After I wrote about the Israeli electoral system earlier this week, there has been a major development in that country's politics.
Prime Minister Ehud Olmert has announced that he will resign as leader of his Kadima party, and thereby as prime minister, once a successor is elected. The party will hold a primary election on September 17 to choose that successor.
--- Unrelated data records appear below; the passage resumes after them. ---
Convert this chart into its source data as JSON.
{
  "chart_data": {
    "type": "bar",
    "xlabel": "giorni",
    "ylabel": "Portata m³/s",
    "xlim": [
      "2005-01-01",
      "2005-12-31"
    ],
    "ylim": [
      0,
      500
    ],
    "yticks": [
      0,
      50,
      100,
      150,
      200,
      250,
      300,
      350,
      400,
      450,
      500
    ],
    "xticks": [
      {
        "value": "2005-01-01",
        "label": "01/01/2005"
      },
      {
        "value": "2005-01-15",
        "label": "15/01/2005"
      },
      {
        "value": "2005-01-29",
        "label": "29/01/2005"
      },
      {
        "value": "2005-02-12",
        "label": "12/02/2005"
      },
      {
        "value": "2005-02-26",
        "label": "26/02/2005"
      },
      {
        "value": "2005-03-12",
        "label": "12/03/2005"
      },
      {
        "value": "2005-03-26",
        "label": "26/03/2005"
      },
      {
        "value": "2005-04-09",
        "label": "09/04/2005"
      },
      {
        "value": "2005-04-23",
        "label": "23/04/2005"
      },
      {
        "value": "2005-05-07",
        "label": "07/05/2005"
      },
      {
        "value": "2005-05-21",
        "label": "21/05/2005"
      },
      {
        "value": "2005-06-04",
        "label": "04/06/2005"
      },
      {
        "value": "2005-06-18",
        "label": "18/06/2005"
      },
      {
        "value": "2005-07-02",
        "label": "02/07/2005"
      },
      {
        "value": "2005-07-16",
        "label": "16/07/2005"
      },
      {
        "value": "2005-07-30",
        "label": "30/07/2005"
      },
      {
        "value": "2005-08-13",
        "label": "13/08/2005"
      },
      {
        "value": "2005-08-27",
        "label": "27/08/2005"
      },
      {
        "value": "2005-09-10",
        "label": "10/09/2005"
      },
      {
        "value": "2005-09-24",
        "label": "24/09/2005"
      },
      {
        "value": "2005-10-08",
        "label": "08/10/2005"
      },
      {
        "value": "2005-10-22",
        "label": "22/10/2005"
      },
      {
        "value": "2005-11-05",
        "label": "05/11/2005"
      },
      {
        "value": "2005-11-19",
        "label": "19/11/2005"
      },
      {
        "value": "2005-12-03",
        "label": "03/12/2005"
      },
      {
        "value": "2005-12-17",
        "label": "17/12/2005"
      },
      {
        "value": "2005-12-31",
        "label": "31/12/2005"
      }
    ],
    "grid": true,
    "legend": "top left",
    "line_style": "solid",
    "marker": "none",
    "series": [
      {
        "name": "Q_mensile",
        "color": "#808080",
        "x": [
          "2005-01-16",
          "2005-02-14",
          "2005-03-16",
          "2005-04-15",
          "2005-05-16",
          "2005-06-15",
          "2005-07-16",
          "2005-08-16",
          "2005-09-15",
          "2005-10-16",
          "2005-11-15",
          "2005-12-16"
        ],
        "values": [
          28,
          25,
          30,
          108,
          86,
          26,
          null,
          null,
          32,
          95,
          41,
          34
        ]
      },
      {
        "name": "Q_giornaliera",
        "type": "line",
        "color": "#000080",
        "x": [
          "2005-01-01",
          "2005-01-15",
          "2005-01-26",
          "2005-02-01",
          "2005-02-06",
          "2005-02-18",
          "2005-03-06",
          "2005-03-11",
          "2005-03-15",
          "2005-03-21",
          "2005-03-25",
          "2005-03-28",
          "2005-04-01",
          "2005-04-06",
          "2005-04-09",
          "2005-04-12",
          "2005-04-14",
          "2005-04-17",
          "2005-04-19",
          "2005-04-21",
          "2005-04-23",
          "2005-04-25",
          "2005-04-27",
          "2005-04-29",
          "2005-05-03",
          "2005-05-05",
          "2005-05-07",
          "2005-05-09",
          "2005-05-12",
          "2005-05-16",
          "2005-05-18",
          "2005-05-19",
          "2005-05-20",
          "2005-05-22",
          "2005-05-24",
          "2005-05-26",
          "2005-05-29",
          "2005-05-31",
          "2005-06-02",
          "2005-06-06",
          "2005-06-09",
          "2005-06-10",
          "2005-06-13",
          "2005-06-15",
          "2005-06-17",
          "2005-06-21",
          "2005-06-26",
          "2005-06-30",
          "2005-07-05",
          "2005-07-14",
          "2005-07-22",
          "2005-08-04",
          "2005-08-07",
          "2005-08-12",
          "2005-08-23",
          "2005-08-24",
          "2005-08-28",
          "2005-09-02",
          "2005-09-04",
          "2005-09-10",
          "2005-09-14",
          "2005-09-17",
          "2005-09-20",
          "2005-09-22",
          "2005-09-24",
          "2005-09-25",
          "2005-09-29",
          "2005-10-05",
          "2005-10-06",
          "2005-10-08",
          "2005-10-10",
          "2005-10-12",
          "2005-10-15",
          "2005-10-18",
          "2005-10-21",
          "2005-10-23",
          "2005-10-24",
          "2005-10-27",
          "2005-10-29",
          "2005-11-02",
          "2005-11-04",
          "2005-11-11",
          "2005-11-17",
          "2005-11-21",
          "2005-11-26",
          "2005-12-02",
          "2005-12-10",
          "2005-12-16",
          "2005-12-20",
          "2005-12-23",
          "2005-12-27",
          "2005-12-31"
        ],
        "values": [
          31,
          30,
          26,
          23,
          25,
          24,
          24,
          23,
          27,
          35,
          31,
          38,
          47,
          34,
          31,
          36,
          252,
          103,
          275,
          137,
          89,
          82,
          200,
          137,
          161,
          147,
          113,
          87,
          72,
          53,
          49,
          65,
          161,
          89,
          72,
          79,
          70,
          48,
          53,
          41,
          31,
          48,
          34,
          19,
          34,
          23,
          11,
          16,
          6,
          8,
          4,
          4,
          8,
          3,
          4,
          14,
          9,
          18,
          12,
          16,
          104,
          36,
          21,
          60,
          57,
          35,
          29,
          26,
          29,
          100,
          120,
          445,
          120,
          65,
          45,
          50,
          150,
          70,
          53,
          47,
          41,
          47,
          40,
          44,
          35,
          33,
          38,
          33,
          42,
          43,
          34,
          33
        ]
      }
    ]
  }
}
Olmert is implicated in a corruption scandal. He has also been criticized for his handling of the 2006 war against the Hezbollah faction in Lebanon. A general election is due by 2010. As in the United Kingdom, the timing of Israeli elections is variable. Olmert has resisted calls for an early election; polls have shown that the Likud party, led by former Prime Minister Benjamin Netanyahu, would emerge as the strongest party. The Kadima party was formed in 2005, when then-Prime Minister Ariel Sharon left Likud along with several other leading members of Likud, to form a more-centrist party. Olmert took over the leadership of Kadima when Sharon was incapacitated by a stroke in 2006.
Here is a Reuters article that cites polls showing that Kadima would erase its poll gap against Likud, if it elects the most likely candidate for leader, Foreign Minister Tzipi Livni. If her party chooses her, she would become the second female prime minister of Israel, the first having been Golda Meir, who held that position from 1969 to 1974.